There’s a magical feeling in the air this time of year, but that magic costs money. Every year comes the pressure to spend more to create the perfect vacation.
This high-cost season can leave you with lingering debt. According to NerdWallet’s 2022 Holiday Shopping Report, 31% of 2021 US holiday shoppers who used a credit card to pay for gifts still haven’t paid off their balance.
With a little planning, you may be able to avoid holiday debt. But if you go over budget and have balances on your credit cards, there are ways to limit the damage to your finances.
1. Start with a plan
Start with your budget and gift list, as well as a grocery list if you’re hosting parties. Shopping apps and web browser extensions can make it easier to track price trends, compare prices at different merchants, find discount codes, and earn money.
Shopping online can facilitate overspending due to its convenience as well as improved user experience on merchant sites.

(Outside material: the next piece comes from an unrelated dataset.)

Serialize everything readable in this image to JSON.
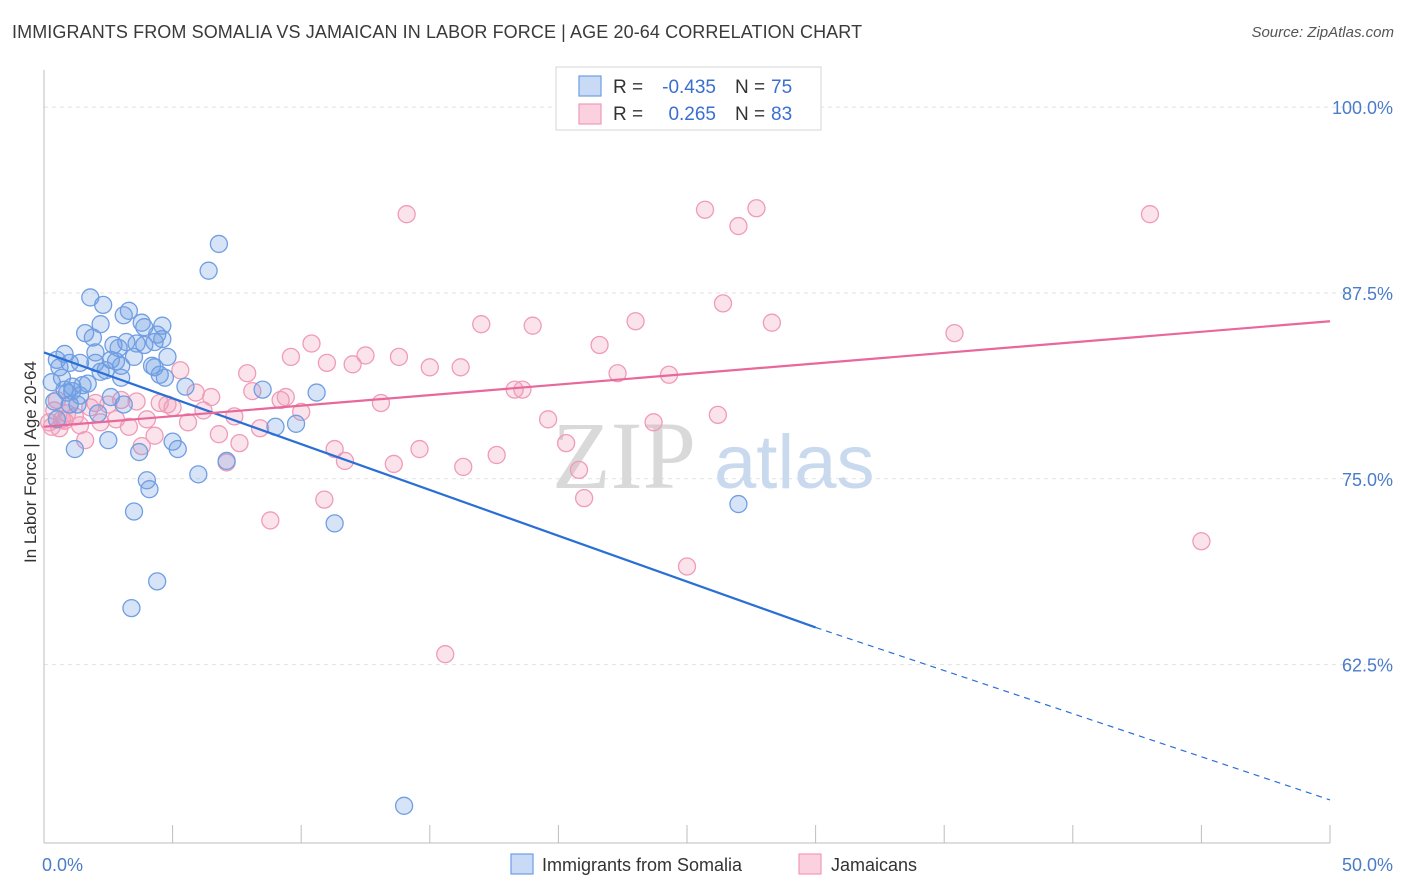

“All of these different companies are trying to create the fastest, easiest way to buy things,” says Emily Rassam, senior financial planner at Archer Investment Management in Charlotte, North Carolina. Rassam curbs the urge to spend by adding items to her cart as she spots them, but only reviewing what’s in the cart and making a final purchase decision once a day. month. A little extra time between finding items and sitting down to buy them can make you guess your choices and then pull a few items out of the cart.
2. Beware of sneaky costs
Don’t forget the little details that add up, like decorations and gift wrapping. Reuse what you can – anyone keeping old gift bags in a closet, now’s your time to shine. Rassam recommends looking for deep discounts on these items immediately after the holidays end.
Hosting parties and hungry guests also costs more now. The cost of food at home increased 12.4% from October 2021 to October 2022, according to the Bureau of Labor Statistics.
Beth Moncel, the founder of Budget Bytes, an online resource for learning how to cook on a budget, suggests sticking to a simple holiday menu that you can prepare inexpensively. “Classic recipes are simple, don’t require fancy ingredients, and are always totally delicious. Especially if you add an extra dab of butter,” Moncel said in an email. “A little extra butter is an easy and economical way to spruce up any recipe a bit!”
3. Create a debt repayment plan for the new year
If you have holiday debt, add it to your list of New Year’s resolutions. There are a few actions you can take to stay motivated:
— REDUCE INTEREST PAYMENTS: Consolidate your high-interest debt with a balance transfer credit card or personal loan. But note that while these products may help you spend less on interest (depending on the terms you qualify for), they don’t address why you got into debt in the first place. They may just be useful when trying to pay it back.
– REDUCTION COSTS AND ATTACK DEBTS: Start the new year by browsing through recent credit card and bank statements to see where you could cut spending. Any savings you make this way can be applied to credit card payments. If you received cash gifts or vacation bonuses from work, use those funds to pay off your debts.
– ASK FOR HELP: Financial professionals and nonprofit credit counseling agencies can help you see your complete financial picture so you can take action. Dealing with money issues on your own can be difficult, but unbiased advice can make it easier to get started.
Americans are addicted to buying stuff — but consumerism doesn’t make us happy, and it also contributes to climate change, explains NBCLX storyteller Chase Cain in the next part of his Climate Change Survival Guide. So in this holiday shopping season, which is already more difficult due to supply chain issues, try alternative gift ideas, like experiences or second-hand items.
4. Start planning for next year
Heath Carelock, program director of the Financial Empowerment Center at Prince George’s Community College in Largo, Maryland, cites his mother-in-law’s year-round dedication to vacation planning as a way to avoid debt. “She starts saving for the holidays from New Year’s Day. She is trying to buy all her Christmas presents by August.
Carelock suggests shoppers take advantage of holiday sales throughout the year. If you know a sell is coming, he says, wait until then for a buy.
Spreading out your vacation spending gives you more time to shop around, find deals, and avoid quickly racking up a pile of credit card fees. “It’s about having a slow burn as opposed to a conflagration,” says Carelock.
This column was provided to The Associated Press by personal finance website NerdWallet.